I rise to speak to the corrosive influence of consultants and contractors in the university sector. Today the ABC has revealed that our universities are paying external consultants and contractors over $1.8 billion a year, without disclosing which firms they're hiring and what the money is being spent on. This is a staggering amount of money, and it's an extraordinary misuse of public funds. Universities are routinely outsourcing work that could be done by their own academic and professional staff, and our public institutions are being hollowed out. Jobs and courses are being slashed. The quality of teaching is plummeting, yet universities can find money for costly consultants and million-dollar salaries for vice-chancellors. Shame!

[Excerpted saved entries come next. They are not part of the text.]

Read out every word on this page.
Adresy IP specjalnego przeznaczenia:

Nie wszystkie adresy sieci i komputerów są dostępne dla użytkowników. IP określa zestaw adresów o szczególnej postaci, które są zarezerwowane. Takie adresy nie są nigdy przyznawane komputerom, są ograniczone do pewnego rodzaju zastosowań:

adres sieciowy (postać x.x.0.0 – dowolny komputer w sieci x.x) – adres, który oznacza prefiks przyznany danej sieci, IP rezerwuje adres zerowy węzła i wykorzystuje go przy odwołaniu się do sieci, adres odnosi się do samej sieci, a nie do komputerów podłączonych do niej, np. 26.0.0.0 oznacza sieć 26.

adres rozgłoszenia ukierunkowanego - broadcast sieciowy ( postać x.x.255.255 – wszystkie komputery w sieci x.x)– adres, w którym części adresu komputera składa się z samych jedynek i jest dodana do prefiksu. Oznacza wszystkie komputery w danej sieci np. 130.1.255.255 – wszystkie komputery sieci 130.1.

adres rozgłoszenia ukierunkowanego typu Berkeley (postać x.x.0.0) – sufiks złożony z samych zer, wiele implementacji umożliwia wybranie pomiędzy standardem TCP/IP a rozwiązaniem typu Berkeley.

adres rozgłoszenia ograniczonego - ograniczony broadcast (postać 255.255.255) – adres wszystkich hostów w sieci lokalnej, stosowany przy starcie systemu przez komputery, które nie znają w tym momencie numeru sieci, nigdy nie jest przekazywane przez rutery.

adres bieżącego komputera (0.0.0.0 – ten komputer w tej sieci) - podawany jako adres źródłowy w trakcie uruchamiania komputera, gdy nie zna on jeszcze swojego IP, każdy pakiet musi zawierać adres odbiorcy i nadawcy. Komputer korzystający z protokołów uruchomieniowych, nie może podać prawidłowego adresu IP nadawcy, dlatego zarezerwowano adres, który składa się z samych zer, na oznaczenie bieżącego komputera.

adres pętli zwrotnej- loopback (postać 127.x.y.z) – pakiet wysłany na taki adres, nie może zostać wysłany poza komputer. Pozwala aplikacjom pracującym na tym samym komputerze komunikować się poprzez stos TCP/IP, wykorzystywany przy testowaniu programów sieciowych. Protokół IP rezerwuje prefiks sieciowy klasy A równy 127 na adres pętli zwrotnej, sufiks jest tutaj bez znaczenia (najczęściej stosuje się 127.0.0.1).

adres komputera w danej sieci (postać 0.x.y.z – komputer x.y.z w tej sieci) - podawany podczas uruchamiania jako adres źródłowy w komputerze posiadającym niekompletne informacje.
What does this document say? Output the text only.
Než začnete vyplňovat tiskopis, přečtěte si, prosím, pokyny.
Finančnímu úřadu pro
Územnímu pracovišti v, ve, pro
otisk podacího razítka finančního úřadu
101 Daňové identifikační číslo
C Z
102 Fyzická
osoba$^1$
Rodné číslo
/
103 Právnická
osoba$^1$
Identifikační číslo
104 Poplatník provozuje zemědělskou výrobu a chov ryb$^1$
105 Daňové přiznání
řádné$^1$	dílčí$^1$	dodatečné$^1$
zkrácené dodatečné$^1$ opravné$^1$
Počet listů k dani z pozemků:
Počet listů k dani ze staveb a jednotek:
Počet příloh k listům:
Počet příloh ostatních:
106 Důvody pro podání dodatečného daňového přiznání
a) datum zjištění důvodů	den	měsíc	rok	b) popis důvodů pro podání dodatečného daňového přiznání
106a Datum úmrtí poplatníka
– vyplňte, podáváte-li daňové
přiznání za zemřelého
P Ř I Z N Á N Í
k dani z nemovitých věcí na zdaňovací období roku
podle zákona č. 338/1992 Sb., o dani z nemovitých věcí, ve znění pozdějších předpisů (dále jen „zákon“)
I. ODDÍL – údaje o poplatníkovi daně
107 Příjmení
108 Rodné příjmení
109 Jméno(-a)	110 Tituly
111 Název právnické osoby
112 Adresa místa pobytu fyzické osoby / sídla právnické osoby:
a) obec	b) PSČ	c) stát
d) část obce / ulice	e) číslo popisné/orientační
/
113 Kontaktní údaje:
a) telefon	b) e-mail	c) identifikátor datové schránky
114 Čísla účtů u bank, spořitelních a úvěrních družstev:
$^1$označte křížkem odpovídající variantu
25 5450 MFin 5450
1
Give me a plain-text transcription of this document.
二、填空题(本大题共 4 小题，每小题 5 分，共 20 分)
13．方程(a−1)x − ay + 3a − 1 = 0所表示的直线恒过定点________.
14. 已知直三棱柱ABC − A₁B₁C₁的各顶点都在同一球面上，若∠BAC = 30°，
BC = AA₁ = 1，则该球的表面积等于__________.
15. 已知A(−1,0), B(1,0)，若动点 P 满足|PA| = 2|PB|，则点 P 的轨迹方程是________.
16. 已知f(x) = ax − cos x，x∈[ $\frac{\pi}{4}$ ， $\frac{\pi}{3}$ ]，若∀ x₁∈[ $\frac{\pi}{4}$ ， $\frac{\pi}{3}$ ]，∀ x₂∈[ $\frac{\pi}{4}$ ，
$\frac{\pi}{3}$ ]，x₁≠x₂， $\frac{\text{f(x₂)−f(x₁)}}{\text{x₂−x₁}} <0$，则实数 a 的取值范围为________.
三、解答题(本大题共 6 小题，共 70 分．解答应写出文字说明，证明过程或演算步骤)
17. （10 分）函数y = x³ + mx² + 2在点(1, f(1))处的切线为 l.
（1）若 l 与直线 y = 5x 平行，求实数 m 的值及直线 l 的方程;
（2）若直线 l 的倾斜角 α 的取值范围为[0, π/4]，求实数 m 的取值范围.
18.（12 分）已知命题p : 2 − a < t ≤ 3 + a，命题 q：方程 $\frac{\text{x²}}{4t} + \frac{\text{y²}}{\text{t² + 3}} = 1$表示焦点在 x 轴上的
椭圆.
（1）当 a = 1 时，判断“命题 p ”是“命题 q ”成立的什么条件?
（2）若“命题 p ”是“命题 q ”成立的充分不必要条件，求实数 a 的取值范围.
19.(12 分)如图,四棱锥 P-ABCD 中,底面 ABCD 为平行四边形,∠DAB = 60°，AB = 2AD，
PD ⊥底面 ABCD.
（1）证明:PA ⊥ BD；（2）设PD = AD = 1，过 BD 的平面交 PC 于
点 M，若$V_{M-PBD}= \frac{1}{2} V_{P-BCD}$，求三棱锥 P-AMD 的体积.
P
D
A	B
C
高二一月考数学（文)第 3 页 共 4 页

The past three years of Senate inquiries have shown that profiteering, land-and-expand practices and poor value for money are rife within the consulting sector. It is their business model. Our universities are becoming increasingly corporatised, yet there is no clear definition of what a consulting engagement is and how it's reported. Corporate executives and consultants on university councils—talk about a conflict of interest—are running our universities as businesses, leading to consultant capture and endless restructures. This is incredibly concerning. We need more transparency about the use of consultants, the details of contracts, accountability about outcomes and clear criteria as to why this work is not being completed internally by staff.

Universities need to reduce their reliance on contractors and consultants, and they need to ban dodgy contractors from getting work at all. We need a register shared by universities about their use of consultants and the dodgy contractors which we know are out there taking an enormous amount of money at the expense of the public purse and taxpayers.